Idiopathic intracranial hypertension, also known as the pseudotumor cerebri syndrome, affects 25/100,000 obese women of childbearing age. Although the feared complication is permanent visual loss or even blindness, headache is the most common symptom and the largest contributor to reduced quality of life in these patients [1].
Many patients with Idiopathic Intracranial Hypertension (IIH) continue to have headaches after their intracranial pressure is well controlled, the papilledema resolves and the disorder is otherwise in remission. The headaches in these patients are frequently quite treatment-resistant. The pathogenesis of the persistent headache disorder is uncertain but may be related to trigeminal central sensitization induced by the effect of increased intracranial pressure on pain-sensitive structures in the head.
The Idiopathic Intracranial Hypertension Treatment Trial (IIHTT) was a randomized trial studied 165 participants (161 women) with newly-diagnosed IIH to assess the effect of ACTZ compared to PBO on visual function [2]. 40% of enrollees self-reported a prior history of migraine. Although the IIHTT did not investigate a correlation between prior migraine and headache disability, the high prevalence of migraine in this cohort was striking (more than double the expected population rate). Because the headache phenotype of IIH most commonly resembles migraine [3], there is rationale to implicate calcitonin gene-related peptide in its pathophysiology.

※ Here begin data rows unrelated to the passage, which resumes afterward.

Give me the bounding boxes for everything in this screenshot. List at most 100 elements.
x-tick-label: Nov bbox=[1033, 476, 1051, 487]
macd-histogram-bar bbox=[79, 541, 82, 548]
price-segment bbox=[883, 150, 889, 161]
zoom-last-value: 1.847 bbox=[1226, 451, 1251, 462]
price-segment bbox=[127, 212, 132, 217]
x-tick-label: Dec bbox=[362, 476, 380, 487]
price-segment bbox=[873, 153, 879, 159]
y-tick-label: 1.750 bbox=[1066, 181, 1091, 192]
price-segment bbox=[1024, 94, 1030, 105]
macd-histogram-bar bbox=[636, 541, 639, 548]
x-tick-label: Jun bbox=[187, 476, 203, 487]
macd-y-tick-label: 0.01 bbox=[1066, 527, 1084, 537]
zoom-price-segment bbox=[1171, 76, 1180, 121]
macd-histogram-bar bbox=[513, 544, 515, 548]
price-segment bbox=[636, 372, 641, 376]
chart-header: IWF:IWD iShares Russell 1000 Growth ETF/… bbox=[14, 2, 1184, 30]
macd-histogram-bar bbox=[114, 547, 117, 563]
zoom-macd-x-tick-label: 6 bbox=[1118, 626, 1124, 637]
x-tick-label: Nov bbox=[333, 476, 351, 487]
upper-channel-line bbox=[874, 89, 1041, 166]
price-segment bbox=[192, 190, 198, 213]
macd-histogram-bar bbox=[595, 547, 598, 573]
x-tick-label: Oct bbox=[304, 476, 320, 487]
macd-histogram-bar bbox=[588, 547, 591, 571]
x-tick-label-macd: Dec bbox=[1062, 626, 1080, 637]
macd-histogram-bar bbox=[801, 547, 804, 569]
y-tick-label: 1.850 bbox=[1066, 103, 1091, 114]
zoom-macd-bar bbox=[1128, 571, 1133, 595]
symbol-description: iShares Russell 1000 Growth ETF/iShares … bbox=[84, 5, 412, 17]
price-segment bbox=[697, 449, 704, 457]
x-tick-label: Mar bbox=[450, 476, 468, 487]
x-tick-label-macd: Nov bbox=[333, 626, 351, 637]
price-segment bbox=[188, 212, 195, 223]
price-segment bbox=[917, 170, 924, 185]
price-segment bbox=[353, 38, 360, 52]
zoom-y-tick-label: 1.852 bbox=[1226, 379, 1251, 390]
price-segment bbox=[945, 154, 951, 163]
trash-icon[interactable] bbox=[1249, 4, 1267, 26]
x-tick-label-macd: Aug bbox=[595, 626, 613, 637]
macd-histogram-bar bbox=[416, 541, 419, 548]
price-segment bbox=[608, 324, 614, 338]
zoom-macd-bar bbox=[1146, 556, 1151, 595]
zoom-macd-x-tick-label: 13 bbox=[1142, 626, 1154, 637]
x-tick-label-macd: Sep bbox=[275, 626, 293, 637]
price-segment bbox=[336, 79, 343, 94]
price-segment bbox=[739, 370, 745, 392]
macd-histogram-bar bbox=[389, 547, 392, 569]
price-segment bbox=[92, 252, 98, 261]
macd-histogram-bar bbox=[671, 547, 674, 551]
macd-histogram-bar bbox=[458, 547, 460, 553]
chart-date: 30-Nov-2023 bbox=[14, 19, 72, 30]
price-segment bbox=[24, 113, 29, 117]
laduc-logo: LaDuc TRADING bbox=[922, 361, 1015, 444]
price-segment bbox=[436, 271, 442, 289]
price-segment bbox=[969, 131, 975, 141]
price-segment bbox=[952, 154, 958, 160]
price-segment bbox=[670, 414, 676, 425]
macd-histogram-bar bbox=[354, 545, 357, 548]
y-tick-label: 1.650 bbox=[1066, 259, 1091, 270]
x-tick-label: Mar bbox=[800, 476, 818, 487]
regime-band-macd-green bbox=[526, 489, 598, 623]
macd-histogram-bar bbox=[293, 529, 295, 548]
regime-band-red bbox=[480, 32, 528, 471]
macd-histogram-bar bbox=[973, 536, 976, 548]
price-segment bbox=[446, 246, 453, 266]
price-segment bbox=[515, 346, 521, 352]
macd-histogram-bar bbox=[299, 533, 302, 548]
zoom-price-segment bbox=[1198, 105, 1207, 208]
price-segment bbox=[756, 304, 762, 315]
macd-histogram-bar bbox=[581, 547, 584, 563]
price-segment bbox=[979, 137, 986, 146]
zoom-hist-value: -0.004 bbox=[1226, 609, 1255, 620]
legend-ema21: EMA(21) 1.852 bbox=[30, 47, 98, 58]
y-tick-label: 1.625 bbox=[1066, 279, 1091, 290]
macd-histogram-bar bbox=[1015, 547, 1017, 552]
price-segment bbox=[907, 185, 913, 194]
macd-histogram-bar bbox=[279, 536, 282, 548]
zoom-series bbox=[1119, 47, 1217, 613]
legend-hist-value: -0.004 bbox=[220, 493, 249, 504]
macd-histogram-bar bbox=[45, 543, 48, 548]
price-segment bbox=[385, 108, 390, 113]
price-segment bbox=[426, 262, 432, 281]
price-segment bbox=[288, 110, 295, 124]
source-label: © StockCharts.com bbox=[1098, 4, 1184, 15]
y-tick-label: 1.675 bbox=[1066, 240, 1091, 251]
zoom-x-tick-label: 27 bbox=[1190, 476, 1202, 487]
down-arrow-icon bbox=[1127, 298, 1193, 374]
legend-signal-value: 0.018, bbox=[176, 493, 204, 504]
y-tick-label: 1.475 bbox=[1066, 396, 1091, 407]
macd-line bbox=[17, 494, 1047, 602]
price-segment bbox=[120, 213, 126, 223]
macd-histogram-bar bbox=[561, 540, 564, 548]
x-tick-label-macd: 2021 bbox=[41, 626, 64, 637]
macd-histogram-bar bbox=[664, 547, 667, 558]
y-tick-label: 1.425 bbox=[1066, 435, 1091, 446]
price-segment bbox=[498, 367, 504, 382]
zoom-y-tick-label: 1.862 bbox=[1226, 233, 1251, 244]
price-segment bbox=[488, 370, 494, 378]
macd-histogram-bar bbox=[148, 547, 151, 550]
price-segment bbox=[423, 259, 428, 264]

To date, there has not been a prospective study or even large retrospective study to investigate the outcome of various headache therapies on persistent or chronic IIH-related headache. Many preventive medications are used in practice, including topiramate, zonisamide, tricyclic antidepressants, SSRIs, SNRIs, beta blockers and onabotulinumtoxinA. However, the potential benefit of preventive treatment must be weighed against potential side effects that could cause a recurrence of IIH, the most important of which is weight gain. These considerations limit the options for many of the oral headache preventive treatments. The anti-CGRP monoclonal antibodies offer the possibility of reducing headache frequency and severity in patients with previous IIH and are well-tolerated overall.
The results of this study, if positive, could be used to influence practice and for further research. If a benefit is seen, a prospective study, possibly with an active comparator, would provide more valuable insight into forming best practices. A negative result would be equally informative, as practitioners would be less likely to prescribe the anti-CGRP monoclonal antibodies, which are relatively expensive, for the treatment of these patients.